Acre
STF retoma julgamento sobre regulamentação de redes sociais na quarta
Dias Toffoli foi o único a votar até o momento; próxima sessão terá o voto de Luiz Fux
O STF (Supremo Tribunal Federal) retoma nesta quarta-feira (11) o julgamento de ações que discutem a responsabilização das redes sociais no Brasil pelos conteúdos publicados por usuários. Essa será a quinta sessão da Corte para julgar o caso, e apenas o relator de uma das ações, o ministro Dias Toffoli, apresentou o voto.
O magistrado votou pela regulamentação das redes sociais e contra a constitucionalidade do artigo 19 do Marco Civil da Internet. O julgamento vai ser retomado com o voto do outro relator, ministro Luiz Fux.
No voto apresentado ao longo de três sessões, Toffoli defendeu que a responsabilização seja feita após a notificação pelo usuário ou representante legal, como diz o artigo 21, e não mediante ordem judicial específica, como diz o artigo 19. Dessa forma, as plataformas assumem o risco de responsabilização pelo conteúdo a partir do momento que forem notificadas, e não apenas depois de não cumprir a ordem judicial.
“Uma vez declarado inconstitucional o artigo 19, a regra geral passa a ser a notificação e análise, e então a plataforma retira ou não retira”, resume.
A outra ação analisada trata sobre a responsabilidade de provedores de aplicativos ou de ferramentas de internet pelo conteúdo gerado pelos usuários e a possibilidade de remoção de conteúdos que possam ofender direitos de personalidade, incitar o ódio ou difundir notícias fraudulentas a partir de notificação extrajudicial.

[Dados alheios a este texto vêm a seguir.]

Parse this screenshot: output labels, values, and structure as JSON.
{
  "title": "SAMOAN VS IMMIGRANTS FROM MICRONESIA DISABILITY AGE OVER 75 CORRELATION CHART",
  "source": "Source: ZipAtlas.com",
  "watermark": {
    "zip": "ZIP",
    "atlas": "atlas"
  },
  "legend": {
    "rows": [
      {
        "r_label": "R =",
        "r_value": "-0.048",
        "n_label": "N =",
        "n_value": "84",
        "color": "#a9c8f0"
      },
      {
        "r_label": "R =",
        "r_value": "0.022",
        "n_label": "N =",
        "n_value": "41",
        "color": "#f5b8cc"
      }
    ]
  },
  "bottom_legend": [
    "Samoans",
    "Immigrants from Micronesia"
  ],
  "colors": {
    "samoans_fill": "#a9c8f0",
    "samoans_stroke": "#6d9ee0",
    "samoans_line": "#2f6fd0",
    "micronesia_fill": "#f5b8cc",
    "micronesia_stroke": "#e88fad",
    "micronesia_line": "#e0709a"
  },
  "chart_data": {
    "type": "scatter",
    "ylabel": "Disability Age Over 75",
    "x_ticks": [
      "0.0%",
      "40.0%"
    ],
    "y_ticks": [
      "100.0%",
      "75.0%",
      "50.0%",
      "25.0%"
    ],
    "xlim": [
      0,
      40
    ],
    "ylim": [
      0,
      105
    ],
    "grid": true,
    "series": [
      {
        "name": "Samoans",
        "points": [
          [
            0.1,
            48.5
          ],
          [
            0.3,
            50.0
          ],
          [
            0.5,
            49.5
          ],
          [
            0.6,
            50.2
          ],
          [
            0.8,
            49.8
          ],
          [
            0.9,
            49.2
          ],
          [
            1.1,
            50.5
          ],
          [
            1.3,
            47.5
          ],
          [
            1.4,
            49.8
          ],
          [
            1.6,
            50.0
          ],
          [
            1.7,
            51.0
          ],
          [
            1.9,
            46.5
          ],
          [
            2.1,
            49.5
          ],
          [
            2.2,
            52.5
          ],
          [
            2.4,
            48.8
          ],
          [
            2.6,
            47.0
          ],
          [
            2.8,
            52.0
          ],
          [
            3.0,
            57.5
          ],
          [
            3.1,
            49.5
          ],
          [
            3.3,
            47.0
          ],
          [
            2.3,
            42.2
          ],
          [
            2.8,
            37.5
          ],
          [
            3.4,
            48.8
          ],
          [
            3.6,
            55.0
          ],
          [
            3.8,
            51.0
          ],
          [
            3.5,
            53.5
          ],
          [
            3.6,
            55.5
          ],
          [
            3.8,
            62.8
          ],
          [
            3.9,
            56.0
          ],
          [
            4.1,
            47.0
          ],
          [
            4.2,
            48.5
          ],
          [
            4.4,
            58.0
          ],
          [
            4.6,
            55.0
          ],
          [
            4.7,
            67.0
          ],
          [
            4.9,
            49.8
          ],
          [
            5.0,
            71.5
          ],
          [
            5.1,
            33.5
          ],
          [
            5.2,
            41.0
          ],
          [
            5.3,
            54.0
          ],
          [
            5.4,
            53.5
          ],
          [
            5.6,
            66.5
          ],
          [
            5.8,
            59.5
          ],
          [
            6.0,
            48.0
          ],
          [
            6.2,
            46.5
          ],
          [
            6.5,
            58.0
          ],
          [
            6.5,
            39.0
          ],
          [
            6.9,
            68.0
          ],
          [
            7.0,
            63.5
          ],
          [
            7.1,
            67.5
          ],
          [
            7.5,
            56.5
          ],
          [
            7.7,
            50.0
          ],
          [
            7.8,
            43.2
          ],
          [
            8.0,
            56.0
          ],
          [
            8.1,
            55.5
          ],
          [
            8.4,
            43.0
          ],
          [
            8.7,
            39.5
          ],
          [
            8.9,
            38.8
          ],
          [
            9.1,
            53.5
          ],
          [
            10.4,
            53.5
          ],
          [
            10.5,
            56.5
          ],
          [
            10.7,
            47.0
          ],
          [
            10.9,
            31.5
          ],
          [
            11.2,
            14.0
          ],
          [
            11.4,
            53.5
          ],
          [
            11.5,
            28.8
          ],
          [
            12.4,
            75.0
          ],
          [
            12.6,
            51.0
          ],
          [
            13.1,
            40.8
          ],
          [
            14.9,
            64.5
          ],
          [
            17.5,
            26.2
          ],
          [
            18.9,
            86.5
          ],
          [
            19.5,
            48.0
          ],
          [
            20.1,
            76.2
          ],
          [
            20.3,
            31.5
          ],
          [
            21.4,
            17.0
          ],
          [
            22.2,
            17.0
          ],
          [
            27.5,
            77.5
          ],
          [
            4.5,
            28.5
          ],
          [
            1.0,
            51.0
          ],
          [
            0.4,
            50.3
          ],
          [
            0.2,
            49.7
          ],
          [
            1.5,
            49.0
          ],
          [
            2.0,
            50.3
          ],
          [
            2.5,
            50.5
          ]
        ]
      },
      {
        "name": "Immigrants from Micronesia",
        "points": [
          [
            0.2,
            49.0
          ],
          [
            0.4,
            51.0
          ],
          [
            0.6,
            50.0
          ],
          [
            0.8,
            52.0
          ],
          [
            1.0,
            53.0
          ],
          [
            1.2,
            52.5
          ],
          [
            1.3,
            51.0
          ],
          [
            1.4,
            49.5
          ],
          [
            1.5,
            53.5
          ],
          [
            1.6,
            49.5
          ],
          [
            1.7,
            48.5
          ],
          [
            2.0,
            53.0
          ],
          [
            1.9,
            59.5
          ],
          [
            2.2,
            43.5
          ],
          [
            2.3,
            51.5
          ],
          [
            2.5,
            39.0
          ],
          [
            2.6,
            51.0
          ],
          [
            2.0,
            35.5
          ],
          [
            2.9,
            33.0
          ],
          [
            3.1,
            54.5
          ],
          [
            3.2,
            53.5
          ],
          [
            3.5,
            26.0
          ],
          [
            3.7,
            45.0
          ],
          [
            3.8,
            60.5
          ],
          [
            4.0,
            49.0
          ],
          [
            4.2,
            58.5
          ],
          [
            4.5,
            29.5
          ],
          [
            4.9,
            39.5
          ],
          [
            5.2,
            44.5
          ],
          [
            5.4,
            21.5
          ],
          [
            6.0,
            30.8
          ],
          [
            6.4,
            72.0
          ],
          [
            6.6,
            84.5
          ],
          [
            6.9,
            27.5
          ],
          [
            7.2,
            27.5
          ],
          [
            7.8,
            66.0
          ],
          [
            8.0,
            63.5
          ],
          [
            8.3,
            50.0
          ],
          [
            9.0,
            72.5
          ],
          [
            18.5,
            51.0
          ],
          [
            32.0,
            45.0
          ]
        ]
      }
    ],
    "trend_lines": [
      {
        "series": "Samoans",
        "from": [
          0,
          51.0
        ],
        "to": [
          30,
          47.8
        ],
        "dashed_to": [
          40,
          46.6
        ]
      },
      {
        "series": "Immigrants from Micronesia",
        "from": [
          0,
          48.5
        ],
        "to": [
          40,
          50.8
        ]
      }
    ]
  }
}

- crimes contra o estado democrático de direito;
- atos de terrorismo ou preparatórios de terrorismos;
- crime de induzimento, instigação ou auxílio ao suicídio e automutilação;
- crime de racismo;
- qualquer especie de violência contra a criança, adolescente ou vulneráveis de modo geral;
- qualquer espécie de violação contra a mulher;
- infração sanitária por deixar de executar, dificultar ou opor-se à execução de medidas sanitárias em situação de emergência em saúde pública de importância nacional;
- tráfico de pessoas;
- incitação ou ameaça da prática de violência física ou sexual;
- divulgação de fatos notoriamente inverídicos ou gravemente descontextualizados que levem à incitação a violência física, ameaça contra avida ou a atos de violência contra grupos ou membros de grupos socialmente vulneráveis;
“Provedores interferem de forma preponderante no fluxo informacional, devendo responder pelos respectivos atos. […] É verdade que nessas hipóteses, os conteúdos continuam sendo de terceiros, mas ao recomendá-los ou impulsioná-los a um número indefinido de usuários, o provedor acaba se tornando corresponsável pela sua difusão”, completa.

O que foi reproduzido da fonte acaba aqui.